でも、今度は生身ではなく、イラスト。それも、とっても繊細なタッチで、その一本一本が生き生きとしていて……
「これ、由美が書いたの?」
「うん……まあ。」
驚いた。由美にこんな趣味があったなんて。
それに……
「上手……凄い。」
心の底から褒めるというのは、きっとこういうことなのだろう。自然に声が漏れてしまう。
その絵自体は、黒鉛でさらっと書かれたものらしいが、その中には生きた人間がいる。特別なひいきをしなくても素晴らしいと自信を持って言える、完成された絵を、目の前に居る私の友達が書いたのだ。
「凄いよ由美!」
「……それだけ?」
でも由美は、私に聞き返す。
そうだ。由美はこの綺麗な絵を隠していたんだ。それが、みんなが綺麗と思えるものではないから。
私も積極的にそう思えるわけではないけれど、似た者同士だから、決して否定したりはしない。

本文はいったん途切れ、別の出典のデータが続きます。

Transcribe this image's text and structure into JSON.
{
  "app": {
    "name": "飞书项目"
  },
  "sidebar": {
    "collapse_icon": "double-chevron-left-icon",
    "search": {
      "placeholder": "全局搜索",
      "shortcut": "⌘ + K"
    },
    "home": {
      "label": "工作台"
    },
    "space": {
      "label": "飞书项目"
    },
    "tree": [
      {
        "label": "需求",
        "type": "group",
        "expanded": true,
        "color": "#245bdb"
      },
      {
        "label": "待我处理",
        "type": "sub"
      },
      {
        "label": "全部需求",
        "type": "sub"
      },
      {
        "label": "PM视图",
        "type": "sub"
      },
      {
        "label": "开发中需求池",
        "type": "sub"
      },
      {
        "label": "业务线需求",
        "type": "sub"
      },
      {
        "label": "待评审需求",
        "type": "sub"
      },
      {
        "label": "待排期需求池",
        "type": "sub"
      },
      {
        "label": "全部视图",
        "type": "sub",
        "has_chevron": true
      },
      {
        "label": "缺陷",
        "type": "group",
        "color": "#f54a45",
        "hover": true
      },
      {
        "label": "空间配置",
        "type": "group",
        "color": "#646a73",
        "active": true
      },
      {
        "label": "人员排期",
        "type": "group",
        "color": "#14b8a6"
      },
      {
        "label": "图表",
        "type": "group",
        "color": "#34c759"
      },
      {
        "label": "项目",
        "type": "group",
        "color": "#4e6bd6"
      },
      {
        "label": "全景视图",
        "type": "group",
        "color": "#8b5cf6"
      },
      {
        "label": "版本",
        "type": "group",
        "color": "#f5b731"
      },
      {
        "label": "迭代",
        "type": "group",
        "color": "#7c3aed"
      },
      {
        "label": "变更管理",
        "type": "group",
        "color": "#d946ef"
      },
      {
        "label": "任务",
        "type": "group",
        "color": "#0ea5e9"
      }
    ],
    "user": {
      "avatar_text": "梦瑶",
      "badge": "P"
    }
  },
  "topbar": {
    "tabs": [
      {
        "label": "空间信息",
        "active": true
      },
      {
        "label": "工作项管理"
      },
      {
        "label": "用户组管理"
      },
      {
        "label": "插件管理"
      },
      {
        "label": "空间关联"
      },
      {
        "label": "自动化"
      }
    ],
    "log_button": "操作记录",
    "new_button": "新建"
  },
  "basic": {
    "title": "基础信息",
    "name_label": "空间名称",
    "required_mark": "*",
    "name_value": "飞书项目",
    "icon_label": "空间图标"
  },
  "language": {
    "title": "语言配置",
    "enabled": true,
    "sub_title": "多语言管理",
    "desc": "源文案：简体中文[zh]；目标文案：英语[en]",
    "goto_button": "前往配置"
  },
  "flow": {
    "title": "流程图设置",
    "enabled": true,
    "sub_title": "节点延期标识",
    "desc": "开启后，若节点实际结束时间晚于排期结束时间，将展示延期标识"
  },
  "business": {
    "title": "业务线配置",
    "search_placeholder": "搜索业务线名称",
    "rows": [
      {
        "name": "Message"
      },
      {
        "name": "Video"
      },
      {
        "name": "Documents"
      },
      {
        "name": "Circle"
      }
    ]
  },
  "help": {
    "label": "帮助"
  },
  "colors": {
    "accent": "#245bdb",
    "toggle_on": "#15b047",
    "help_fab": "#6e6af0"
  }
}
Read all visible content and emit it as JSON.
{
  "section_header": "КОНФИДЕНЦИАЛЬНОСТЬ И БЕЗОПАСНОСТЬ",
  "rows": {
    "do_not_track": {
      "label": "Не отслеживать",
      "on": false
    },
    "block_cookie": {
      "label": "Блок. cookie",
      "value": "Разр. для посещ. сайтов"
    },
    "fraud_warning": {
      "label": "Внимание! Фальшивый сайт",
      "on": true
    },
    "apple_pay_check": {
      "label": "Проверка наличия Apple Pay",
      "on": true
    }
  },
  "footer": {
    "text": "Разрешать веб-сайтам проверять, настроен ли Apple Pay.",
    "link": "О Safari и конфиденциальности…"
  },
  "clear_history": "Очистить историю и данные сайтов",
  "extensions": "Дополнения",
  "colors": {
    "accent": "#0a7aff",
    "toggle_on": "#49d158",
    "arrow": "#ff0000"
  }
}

「私もね、似てるんだ。だから由美を、この絵を、凄く綺麗だと思える。ありがとう、本当の由美を見せてくれて。」
由美は怯えているんだ。自分のキレイを綺麗だと思えない人に、汚いって嗤われることが怖かったんだ。
だから私は、震えた由美の手を握って、大丈夫だって伝える。
「ありがとう、真姫……」
本当に安心した様子で、由美は手を握り返してくれる。
私も、伝えよう。そうすれば、きっと由美も、もっと楽になれる。
「由美、私もね……」
と、言いかけた時。由美もまた、口を開いて、
「真姫。私、あなたのこと、好きなのかもしれない。」
甘えたようなその声は、私の喉に栓をした。